Jean Racine et ses contemporains

Le Grand Siècle dans lequel Racine s’inscrit est particulièrement riche en talents. Le compositeur Lully, le peintre Poussin, l'architecte Mansart, les écrivains Mme de Lafayette, Bossuet ou La Rochefoucauld – pour ne citer qu'eux – contribuent à la perfection du classicisme français. Racine s’impose dans ce foisonnement, non sans se heurter aux deux autres géants de la scène : Molière et Corneille.

Racine face à Molière

En 1664, la première pièce de Racine, La Thébaïde, est jouée par la troupe de Molière au théâtre du Palais-Royal. L’année suivante, Racine confie sa deuxième tragédie, Alexandre le Grand, à la fois aux comédiens de Molière et à ceux de la troupe de l’Hôtel de Bourgogne. Molière ne pardonne pas cette trahison et accueille dès lors les rivaux de Racine.

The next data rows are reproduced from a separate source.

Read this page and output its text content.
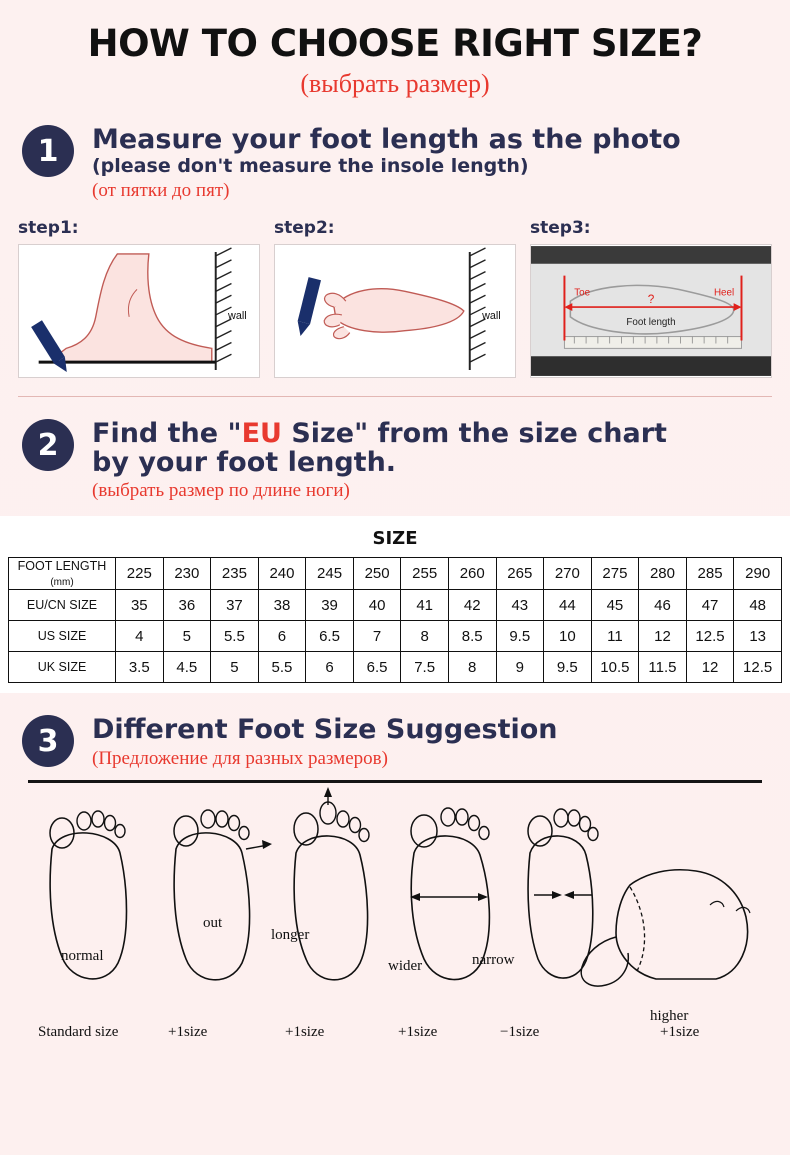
HOW TO CHOOSE RIGHT SIZE?
(выбрать размер)
1	Measure your foot length as the photo
(please don't measure the insole length)
(от пятки до пят)
step1:
wall
step2:
wall
step3:
Toe	Heel
?
Foot length
2	Find the "EU Size" from the size chart
by your foot length.
(выбрать размер по длине ноги)
SIZE
FOOT LENGTH
(mm)	225	230	235	240	245	250	255	260	265	270	275	280	285	290
EU/CN SIZE	35	36	37	38	39	40	41	42	43	44	45	46	47	48
US SIZE	4	5	5.5	6	6.5	7	8	8.5	9.5	10	11	12	12.5	13
UK SIZE	3.5	4.5	5	5.5	6	6.5	7.5	8	9	9.5	10.5	11.5	12	12.5
3	Different Foot Size Suggestion
(Предложение для разных размеров)
normal
out
longer
wider	narrow
higher
Standard size	+1size	+1size	+1size	−1size	+1size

C’est ainsi que, en 1670, Tite et Bérénice, de Corneille, est jouée au théâtre du Palais-Royal quelques jours seulement après la Bérénice de Racine.

Racine face à Corneille

Racine et Molière se brouillent ; Racine et Corneille sont, quant à eux, concurrents. Corneille appartient à une génération éprise de théâtre héroïque. Racine, à ses débuts, répond au goût nouveau pour la galanterie, analyse délicate des sentiments amoureux. Tendre ou furieux, l’amour domine son théâtre, alors que, pour Corneille, l’amour reste une passion secondaire, qui doit être maîtrisée au profit de la « gloire » des héros. Divers épisodes rythment la querelle des deux auteurs. Quelques vers des Plaideurs de Racine parodient des vers du Cid. Dans la préface de Britannicus, Racine attaque le théâtre de Corneille qui, lui, dénonce le manque de vérité des personnages de Bajazet. Mais, après Suréna (1674), dernière tragédie de Corneille, Racine n’a plus de rival.

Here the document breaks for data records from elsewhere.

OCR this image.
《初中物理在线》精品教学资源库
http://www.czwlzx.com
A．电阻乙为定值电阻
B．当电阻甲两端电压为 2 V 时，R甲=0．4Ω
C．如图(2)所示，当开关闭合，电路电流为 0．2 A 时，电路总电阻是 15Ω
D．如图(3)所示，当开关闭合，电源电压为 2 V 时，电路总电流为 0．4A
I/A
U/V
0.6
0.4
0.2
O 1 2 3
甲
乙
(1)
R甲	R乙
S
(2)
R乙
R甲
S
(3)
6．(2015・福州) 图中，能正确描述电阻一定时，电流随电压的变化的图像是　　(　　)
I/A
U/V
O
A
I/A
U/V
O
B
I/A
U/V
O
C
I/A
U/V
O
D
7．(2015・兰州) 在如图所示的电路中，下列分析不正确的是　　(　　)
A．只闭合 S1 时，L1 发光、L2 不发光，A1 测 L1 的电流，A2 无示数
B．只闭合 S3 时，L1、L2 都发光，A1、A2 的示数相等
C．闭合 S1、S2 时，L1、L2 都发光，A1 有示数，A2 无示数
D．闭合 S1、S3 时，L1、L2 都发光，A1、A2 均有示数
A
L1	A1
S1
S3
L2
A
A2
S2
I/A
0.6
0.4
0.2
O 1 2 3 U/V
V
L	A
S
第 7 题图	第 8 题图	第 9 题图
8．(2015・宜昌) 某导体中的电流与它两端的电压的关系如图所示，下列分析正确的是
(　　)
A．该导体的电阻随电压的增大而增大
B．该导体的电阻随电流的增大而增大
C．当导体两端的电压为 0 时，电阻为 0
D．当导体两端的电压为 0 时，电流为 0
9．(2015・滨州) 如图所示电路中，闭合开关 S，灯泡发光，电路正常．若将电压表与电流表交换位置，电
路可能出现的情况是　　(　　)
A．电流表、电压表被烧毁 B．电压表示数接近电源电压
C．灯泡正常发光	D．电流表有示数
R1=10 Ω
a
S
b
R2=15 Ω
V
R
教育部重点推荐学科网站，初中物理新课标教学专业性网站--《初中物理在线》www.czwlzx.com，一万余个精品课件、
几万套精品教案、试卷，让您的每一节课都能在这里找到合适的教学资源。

Les Anciens et les Modernes

A partir des années 1680, la querelle des Anciens et des Modernes remet en cause la suprématie des auteurs et de la civilisation de l’Antiquité. Racine partage avec Boileau, La Bruyère ou La Fontaine, l'idée que l’antiquité grecque et latine constitue l’âge d’or de la littérature. Molière et Corneille, eux, s'opposent à cette conception et prennent le parti des Modernes.